My work in developing and evaluating tools to improve introductory college student study of textbook intensive content was partially grant based. Some my earliest software developed for this program was specific to a particular operating system. My later efforts were Internet-based and cross platform. All efforts were customized for individual textbooks. This software would have very limited value for others because a) considerable effort would be required to prepare the backend database for a particular textbook and b) the software was not designed for instructors with limited technology skills. Without a knowledge of PHP, MySQL, etc., a novice user would require either considerable support or an additional development effort to make the software more user friendly. The software may have been of some value to a book compnay looking to improve the supplemental resources accompanying a textbook and willing to invest in futher development.
My point – much grant-supported activity does not involve the allocation of time and resources to make what has been accomplished transportable. I know that “continuation” is an issue to be addressed in many grants, but this often seems to be interpreted as “how will the grantee” continue the work once funding ends.
What about the promises from the commercial providers?
I am trying to find a way both to think through and explain what I think of various companies (e.g., Edmodo, Amazon, Google) making commitments to the #OpenEd initiative.
Imagine a hypothetical situation in which Hardees somehow convinces McDonalds to give away McDonalds french fries at all Hardees locations. Which business would you interpret as being most altruistic? Which business would you interpret as being most foolish? Would it matter whether the french fries were provided in Hardees or McDonalds’ packaging?
I have little appreciation for what companies offering to host and serve the resources provided by others are providing. Even if no ads or other sources of revenue are involved, getting customers “in the door” when other services that do generate revenue exist is alway part of the business plan. I guess this is where my Hardees and McDonalds scenario breaks down. Hardees is likely to sell a burger and a soda to supplement the free french fries so I guess they might actually promote McDonald fries.
Educators are always looking for “free stuff”. I get that. Educators often have inadequate budgets to provide learning experiences to their students and either do without or subsidize their instruction out of pocket. I am just not a fan of free. I understand the process of creating educational resources and offering them for a price. I know for certain what labor was required to generate that content. To me, content generation is just another way to teach and like any teacher I assume the work invested should be appreciated and compensated.

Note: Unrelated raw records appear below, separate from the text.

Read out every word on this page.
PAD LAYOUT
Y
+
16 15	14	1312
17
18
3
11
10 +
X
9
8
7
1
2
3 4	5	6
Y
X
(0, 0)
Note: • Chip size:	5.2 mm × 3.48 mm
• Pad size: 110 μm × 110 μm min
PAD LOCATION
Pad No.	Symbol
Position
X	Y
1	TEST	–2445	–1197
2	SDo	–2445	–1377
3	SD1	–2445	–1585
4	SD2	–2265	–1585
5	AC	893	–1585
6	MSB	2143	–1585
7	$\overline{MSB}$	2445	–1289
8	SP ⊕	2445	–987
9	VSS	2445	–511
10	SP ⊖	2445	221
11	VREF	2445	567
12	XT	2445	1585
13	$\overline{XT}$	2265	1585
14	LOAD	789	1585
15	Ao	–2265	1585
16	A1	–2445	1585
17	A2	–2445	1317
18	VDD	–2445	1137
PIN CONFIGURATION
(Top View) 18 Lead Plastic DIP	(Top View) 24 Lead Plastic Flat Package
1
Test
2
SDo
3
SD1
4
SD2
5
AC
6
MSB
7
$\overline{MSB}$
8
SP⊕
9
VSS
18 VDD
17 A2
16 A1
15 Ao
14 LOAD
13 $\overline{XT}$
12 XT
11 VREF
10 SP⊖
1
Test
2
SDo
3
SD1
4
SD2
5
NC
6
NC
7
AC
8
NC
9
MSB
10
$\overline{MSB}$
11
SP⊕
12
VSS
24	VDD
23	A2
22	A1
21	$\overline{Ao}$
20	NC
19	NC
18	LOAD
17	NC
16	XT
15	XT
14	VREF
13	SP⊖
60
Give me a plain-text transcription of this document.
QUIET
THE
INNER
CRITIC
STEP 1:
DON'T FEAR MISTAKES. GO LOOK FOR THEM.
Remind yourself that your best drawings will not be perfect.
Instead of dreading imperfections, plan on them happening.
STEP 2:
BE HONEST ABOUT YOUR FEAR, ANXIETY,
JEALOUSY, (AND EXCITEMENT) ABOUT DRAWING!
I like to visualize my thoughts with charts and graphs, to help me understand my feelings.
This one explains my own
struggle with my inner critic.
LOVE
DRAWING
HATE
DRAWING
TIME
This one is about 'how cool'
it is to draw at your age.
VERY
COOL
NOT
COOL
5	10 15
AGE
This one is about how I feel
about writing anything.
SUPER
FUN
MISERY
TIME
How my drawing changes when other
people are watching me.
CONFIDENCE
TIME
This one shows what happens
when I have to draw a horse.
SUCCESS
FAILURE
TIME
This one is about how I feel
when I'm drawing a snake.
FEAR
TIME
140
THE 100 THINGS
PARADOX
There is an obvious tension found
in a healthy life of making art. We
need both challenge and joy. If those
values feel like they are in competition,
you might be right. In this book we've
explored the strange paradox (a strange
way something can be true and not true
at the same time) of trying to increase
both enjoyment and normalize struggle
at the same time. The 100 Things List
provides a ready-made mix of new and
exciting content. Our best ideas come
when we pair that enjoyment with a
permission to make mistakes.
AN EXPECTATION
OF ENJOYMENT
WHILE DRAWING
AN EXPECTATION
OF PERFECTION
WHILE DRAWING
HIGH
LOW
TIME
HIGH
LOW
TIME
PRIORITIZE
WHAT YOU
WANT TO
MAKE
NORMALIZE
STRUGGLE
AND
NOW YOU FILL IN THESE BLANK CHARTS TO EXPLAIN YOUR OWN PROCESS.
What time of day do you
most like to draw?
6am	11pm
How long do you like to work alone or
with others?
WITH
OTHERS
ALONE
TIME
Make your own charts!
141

There are important questions here. What about education is over-priced and who gets to decide? Are educational materials too expensive? Are teachers, administrators and other school personnel paid too much? How can those “in the middle” (administrators, school board members) make ethical decisions when compensating “in the flesh” people you see and invisible workers you do not face?
I am guessing the #GoOpen will surface some resources. I just do not see the resources to be made available as solving a meaningful or expensive problem.
If the Department of Education wants to offer lower cost resources, then it would seem most productive to offer grants for the development of what commercial entities already provide. This approach would likely encounter considerable opposition from those who believe that the private sector can do everything more efficiently than the government, but it might encourage a little more innovation (if that is what was emphasized in the grant process) and it change how the generation of educational resources are funded. The location of the competition would be shifted from what now occurs between different companies to the grant award process.